Book Review Corner: The Big Short by Michael Lewis

The Big Short by Michael Lewis

2010. W.W. Norton & Co.

Mortgage Bankers and Brokers are pressed these days to act responsibly in favor of both their borrowers and their lenders-investors. The Federal Government has mandated it. Gone are the days of “If the Warehouse Lender will fund it, fund it.”

Bankers and Brokers are in the financial industry and their knowledge and understanding of the financial markets is more important than ever.

Each month, I will review a book that I think might be helpful to you. A good writer to begin with is Michael Lewis. He is a graduate of the London School of Economics and worked for Salomon Brothers until 1987 at which time he quit to become a financial journalist.

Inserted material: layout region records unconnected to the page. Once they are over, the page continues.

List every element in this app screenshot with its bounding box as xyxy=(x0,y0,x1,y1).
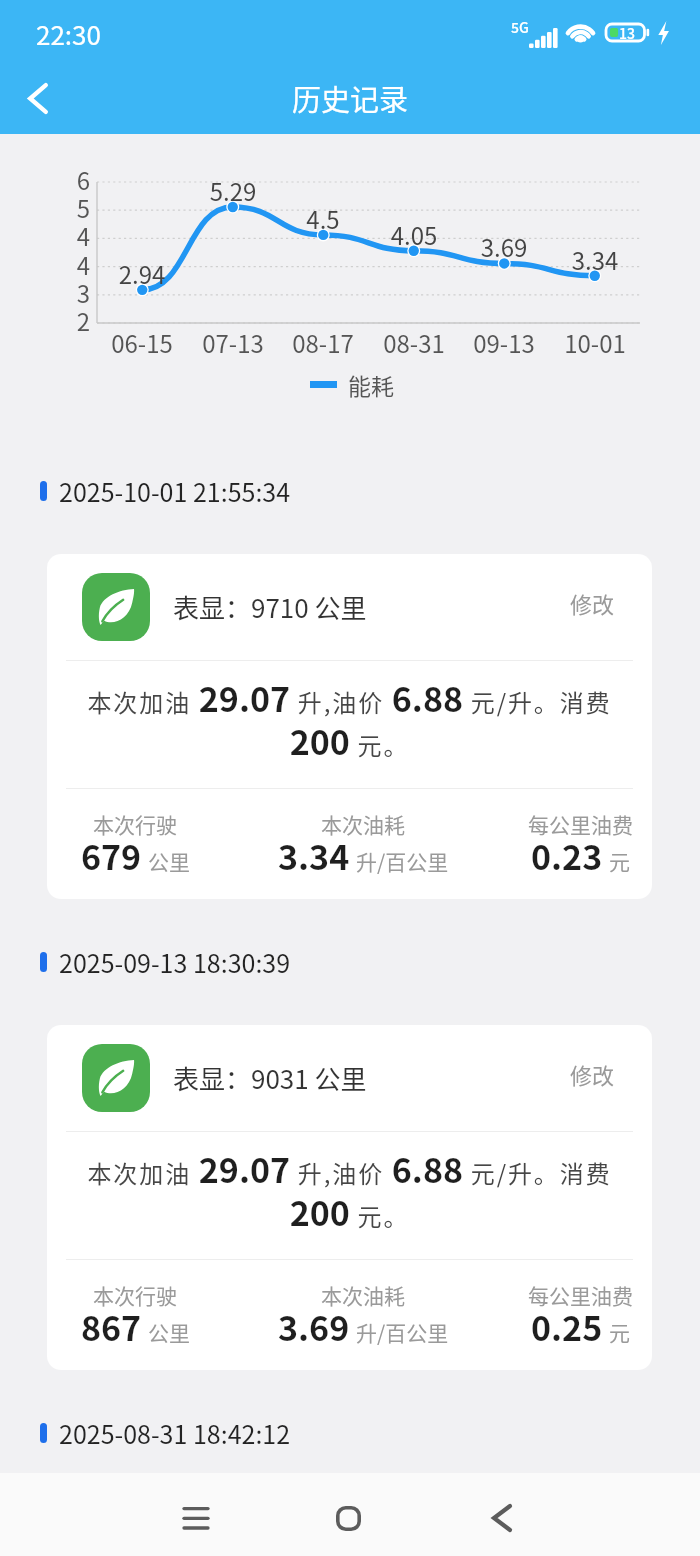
staticText: 679 xyxy=(81,831,142,880)
staticText: 2025-10-01 21:55:34 xyxy=(59,473,291,509)
staticText: 升/百公里 xyxy=(356,1317,449,1347)
staticText: 08-31 xyxy=(369,325,459,360)
staticText: 表显：9710 公里 xyxy=(173,588,367,626)
staticText: 修改 xyxy=(570,1058,615,1090)
staticText: 5.29 xyxy=(203,173,263,208)
staticText: 2.94 xyxy=(112,256,172,291)
staticText: 2025-09-13 18:30:39 xyxy=(59,944,291,980)
staticText: 公里 xyxy=(148,846,190,876)
staticText: 3.34 xyxy=(565,242,625,277)
staticText: 本次行驶 xyxy=(93,809,177,839)
staticText: 09-13 xyxy=(459,325,549,360)
staticText: 06-15 xyxy=(97,325,187,360)
staticText: 4 xyxy=(64,247,90,282)
staticText: 升/百公里 xyxy=(356,846,449,876)
button[interactable]: Back xyxy=(12,72,64,124)
staticText: 0.25 xyxy=(531,1302,603,1351)
button[interactable]: 表显：9710 公里 xyxy=(47,554,652,899)
button[interactable]: Back xyxy=(466,1485,538,1551)
staticText: 4.5 xyxy=(293,201,353,236)
staticText: 6 xyxy=(64,162,90,197)
staticText: 公里 xyxy=(148,1317,190,1347)
staticText: 10-01 xyxy=(550,325,640,360)
staticText: 2025-08-31 18:42:12 xyxy=(59,1415,291,1451)
staticText: 5G xyxy=(511,17,529,37)
staticText: 元 xyxy=(609,846,630,876)
staticText: 4.05 xyxy=(384,217,444,252)
staticText: 2 xyxy=(64,303,90,338)
staticText: 能耗 xyxy=(348,368,394,401)
button[interactable]: Home xyxy=(312,1485,384,1551)
staticText: 867 xyxy=(81,1302,142,1351)
staticText: 历史记录 xyxy=(292,77,409,119)
staticText: 3 xyxy=(64,275,90,310)
staticText: 5 xyxy=(64,190,90,225)
staticText: 0.23 xyxy=(531,831,603,880)
staticText: 本次油耗 xyxy=(321,809,405,839)
button[interactable]: Recent apps xyxy=(160,1486,232,1552)
staticText: 每公里油费 xyxy=(528,1280,633,1310)
staticText: 3.69 xyxy=(474,229,534,264)
staticText: 每公里油费 xyxy=(528,809,633,839)
staticText: 3.34 xyxy=(278,831,350,880)
staticText: 元 xyxy=(609,1317,630,1347)
staticText: 本次油耗 xyxy=(321,1280,405,1310)
staticText: 13 xyxy=(619,23,635,42)
staticText: 修改 xyxy=(570,587,615,619)
staticText: 本次加油 29.07 升,油价 6.88 元/升。消费 200 元。 xyxy=(75,1144,624,1236)
staticText: 表显：9031 公里 xyxy=(173,1059,367,1097)
staticText: 本次加油 29.07 升,油价 6.88 元/升。消费 200 元。 xyxy=(75,673,624,765)
staticText: 08-17 xyxy=(278,325,368,360)
button[interactable]: 表显：9031 公里 xyxy=(47,1025,652,1370)
staticText: 07-13 xyxy=(188,325,278,360)
staticText: 本次行驶 xyxy=(93,1280,177,1310)
staticText: 22:30 xyxy=(36,15,101,53)
staticText: 3.69 xyxy=(278,1302,350,1351)
staticText: 4 xyxy=(64,218,90,253)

His book, The Big Short, written in 2010, is written about our Mortgage Industry but from the perspective of Wall Street. It gives insight to the back end of the MBS and CMO part of our Mortgage Industry.

I thought an especially interesting section of his book delved into the life of Dr. Michael Burry. Dr. Burry was one of the first hedge fund investor to understand that the Mortgage & Real Estate Markets were going to implode. He made this observation by watching home prices in San Jose, California escalate beginning in 2001-2002. He then saw that in 2005 there was an inordinate amount of low 3 year teaser rate mortgages made and that were set to re-adjust in 2008. Putting the two events together he went about to basically create an investment called a Credit Default Swap (CDS) that would allow him to short these subprime Mortgage Bonds. AIG (American International Group) took the other side of the Credit Default Swap trade and in 2008 Dr. Burry’s bet won. Dr. Burry and Scion Capital investors made millions and AIG was taken over by the Federal Government.

One of the interesting points of Michael Lewis’ book is how close Wall Street really is to us on Main Street. The mortgages that we originate and sell do make their way to Wall Street very quickly and they do very much matter. It is this interconnectivity that we on Main Street must know about and understand better. Knowledge is power and I hope this book is helpful in that regard.